Le chœur de personnages hétéroclite décline les figures des amis et confidents avec qui s’entretenir de politique et de littérature. Il trace les silhouettes d’une femme fatale, d’une bourgeoise aigrie, d’une muse inaccessible qui contrastent avec les créatures comiques, déchues, ambiguës. Par le biais de ces êtres torturés, mélancoliques, insatisfaits, décalés, Michel Déon explore le sordide et la beauté de la condition humaine. Il interroge la quête sans espoir du bonheur, idéal inaccessible, instant fugace.
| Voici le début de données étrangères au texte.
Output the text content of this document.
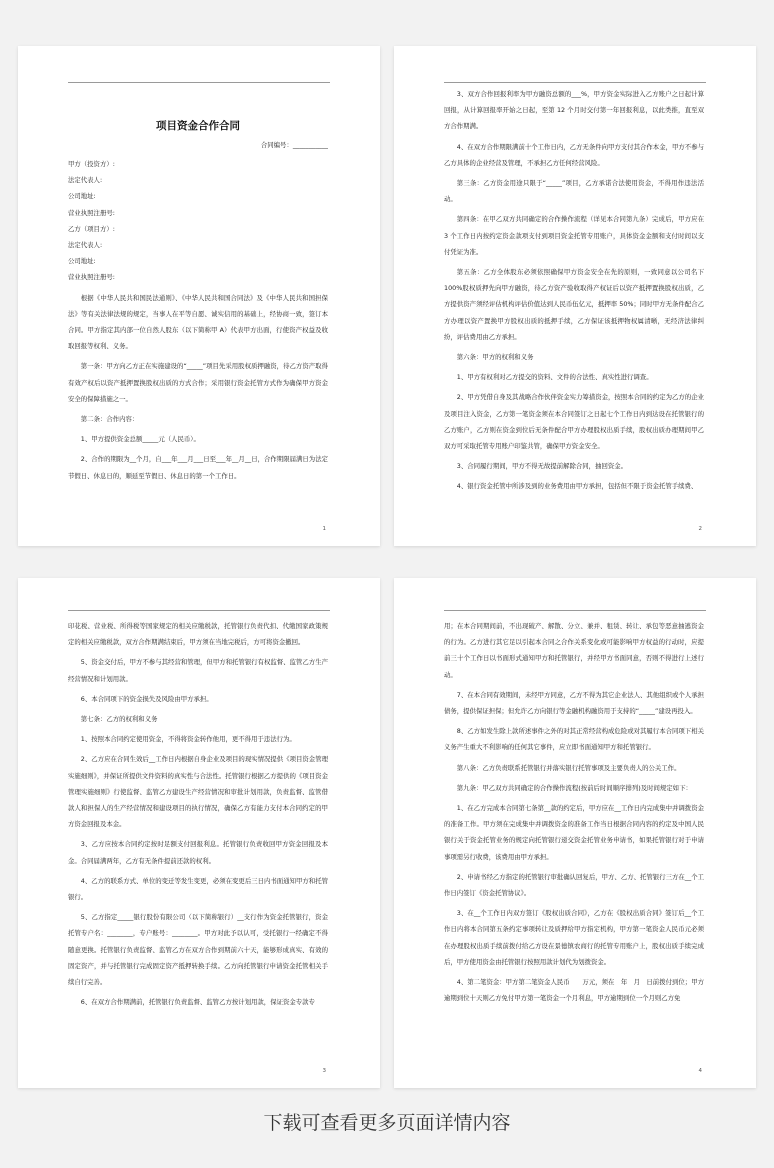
项目资金合作合同
合同编号：___________
甲方（投资方）:
法定代表人:
公司地址:
营业执照注册号:
乙方（项目方）:
法定代表人:
公司地址:
营业执照注册号:

根据《中华人民共和国民法通则》、《中华人民共和国合同法》及《中华人民共和国担保法》等有关法律法规的规定，当事人在平等自愿、诚实信用的基础上，经协商一致，签订本合同。甲方指定其内部一位自然人股东（以下简称甲 A）代表甲方出面，行使资产权益及收取回报等权利、义务。

第一条：甲方向乙方正在实施建设的“_____”项目先采用股权质押融资，待乙方资产取得有效产权后以资产抵押置换股权出质的方式合作；采用银行资金托管方式作为确保甲方资金安全的保障措施之一。

第二条：合作内容：

1、甲方提供资金总额_____元（人民币）。

2、合作的期限为__个月，自___年___月___日至___年__月__日，合作期限届满日为法定节假日、休息日的，顺延至节假日、休息日的第一个工作日。

1

3、双方合作回报利率为甲方融资总额的___%，甲方资金实际进入乙方账户之日起计算回报，从计算回报率开始之日起，至第 12 个月时交付第一年回报利息，以此类推，直至双方合作期满。

4、在双方合作期限满前十个工作日内，乙方无条件向甲方支付其合作本金，甲方不参与乙方具体的企业经营及管理，不承担乙方任何经营风险。

第三条：乙方资金用途只限于“_____”项目，乙方承诺合法使用资金，不得用作违法活动。

第四条：在甲乙双方共同确定的合作操作流程（详见本合同第九条）完成后，甲方应在 3 个工作日内按约定资金款项支付到项目资金托管专用账户，具体资金金额和支付时间以支付凭证为准。

第五条：乙方全体股东必须依照确保甲方资金安全在先的原则，一致同意以公司名下 100%股权质押先向甲方融资，待乙方资产验收取得产权证后以资产抵押置换股权出质，乙方提供资产须经评估机构评估价值达到人民币伍亿元，抵押率 50%；同时甲方无条件配合乙方办理以资产置换甲方股权出质的抵押手续，乙方保证该抵押物权属清晰，无经济法律纠纷，评估费用由乙方承担。

第六条：甲方的权利和义务

1、甲方有权利对乙方提交的资料、文件的合法性、真实性进行调查。

2、甲方凭借自身及其战略合作伙伴资金实力筹措资金，按照本合同的约定为乙方的企业及项目注入资金，乙方第一笔资金须在本合同签订之日起七个工作日内到达设在托管银行的乙方账户，乙方则在资金到位后无条件配合甲方办理股权出质手续，股权出质办理期间甲乙双方可采取托管专用账户印鉴共管，确保甲方资金安全。

3、合同履行期间，甲方不得无故提前解除合同，抽回资金。

4、银行资金托管中所涉及到的业务费用由甲方承担，包括但不限于资金托管手续费、

2

印花税、营业税、所得税等国家规定的相关应缴税款，托管银行负责代扣、代缴国家政策规定的相关应缴税款，双方合作期满结束后，甲方须在当地完税后，方可将资金撤回。

5、资金交付后，甲方不参与其经营和管理，但甲方和托管银行有权监督、监管乙方生产经营情况和计划用款。

6、本合同项下的资金损失及风险由甲方承担。

第七条：乙方的权利和义务

1、按照本合同约定使用资金，不得将资金转作他用，更不得用于违法行为。

2、乙方应在合同生效后__工作日内根据自身企业及项目的现实情况提供《项目资金管理实施细则》，并保证所提供文件资料的真实性与合法性。托管银行根据乙方提供的《项目资金管理实施细则》行使监督、监管乙方建设生产经营情况和审批计划用款，负责监督、监管借款人和担保人的生产经营情况和建设项目的执行情况，确保乙方有能力支付本合同约定的甲方资金回报及本金。

3、乙方应按本合同约定按时足额支付回报利息。托管银行负责收回甲方资金回报及本金。合同届满两年，乙方有无条件提前还款的权利。

4、乙方的联系方式、单位的变迁等发生变更，必须在变更后三日内书面通知甲方和托管银行。

5、乙方指定_____银行股份有限公司（以下简称银行）__支行作为资金托管银行，资金托管专户名：________，专户账号：________。甲方对此予以认可，受托银行一经确定不得随意更换。托管银行负责监督、监管乙方在双方合作到期前六十天，能够形成真实、有效的固定资产，并与托管银行完成固定资产抵押转换手续。乙方向托管银行申请资金托管相关手续自行完善。

6、在双方合作期满前，托管银行负责监督、监管乙方按计划用款，保证资金专款专

3

用；在本合同期间前，不出现破产、解散、分立、兼并、租赁、转让、承包等恶意抽逃资金的行为。乙方进行其它足以引起本合同之合作关系变化或可能影响甲方权益的行动时，应提前三十个工作日以书面形式通知甲方和托管银行，并经甲方书面同意，否则不得进行上述行动。

7、在本合同有效期间，未经甲方同意，乙方不得为其它企业法人、其他组织或个人承担债务，提供保证担保；但允许乙方向银行等金融机构融资用于支持的“_____”建设再投入。

8、乙方如发生除上款所述事件之外的对其正常经营构成危险或对其履行本合同项下相关义务产生重大不利影响的任何其它事件，应立即书面通知甲方和托管银行。

第八条：乙方负责联系托管银行并落实银行托管事项及主要负责人的公关工作。

第九条：甲乙双方共同确定的合作操作流程(按前后时间顺序排列)及时间规定如下：

1、在乙方完成本合同第七条第__款的约定后，甲方应在__工作日内完成集中并调拨资金的准备工作。甲方须在完成集中并调拨资金的准备工作当日根据合同内容的约定及中国人民银行关于资金托管业务的规定向托管银行递交资金托管业务申请书，如果托管银行对于申请事项需另行收费，该费用由甲方承担。

2、申请书经乙方指定的托管银行审批确认回复后，甲方、乙方、托管银行三方在__个工作日内签订《资金托管协议》。

3、在__个工作日内双方签订《股权出质合同》，乙方在《股权出质合同》签订后__个工作日内将本合同第五条约定事项转让及质押给甲方指定机构，甲方第一笔资金人民币元必须在办理股权出质手续前拨付给乙方设在景德镇农商行的托管专用账户上，股权出质手续完成后，甲方使用资金由托管银行按照用款计划代为划拨资金。

4、第二笔资金：甲方第二笔资金人民币　　万元，须在　年　月　日前拨付到位；甲方逾期到位十天则乙方免付甲方第一笔资金一个月利息，甲方逾期到位一个月则乙方免

4
下载可查看更多页面详情内容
Taisez-vous… j’entends venir un ange - Michel Déon - Editions Gallimard - Poche Folio



Caroline Hauer, journaliste depuis le début des années 2000, a vécu à Londres, Berlin et Rome. De retour à Paris, son port d’attache, sa ville de prédilection, elle crée en 2011 un site culturel, prémices d’une nouvelle expérience en ligne. Cette première aventure s'achève en 2015. Elle fonde en 2016 le magazine Paris la douce, webzine dédié à la culture. Directrice de la publication, rédactrice en chef et ponctuellement photographe de la revue, elle signe des articles au sujet de l’art, du patrimoine, de la littérature, du théâtre, de la gastronomie.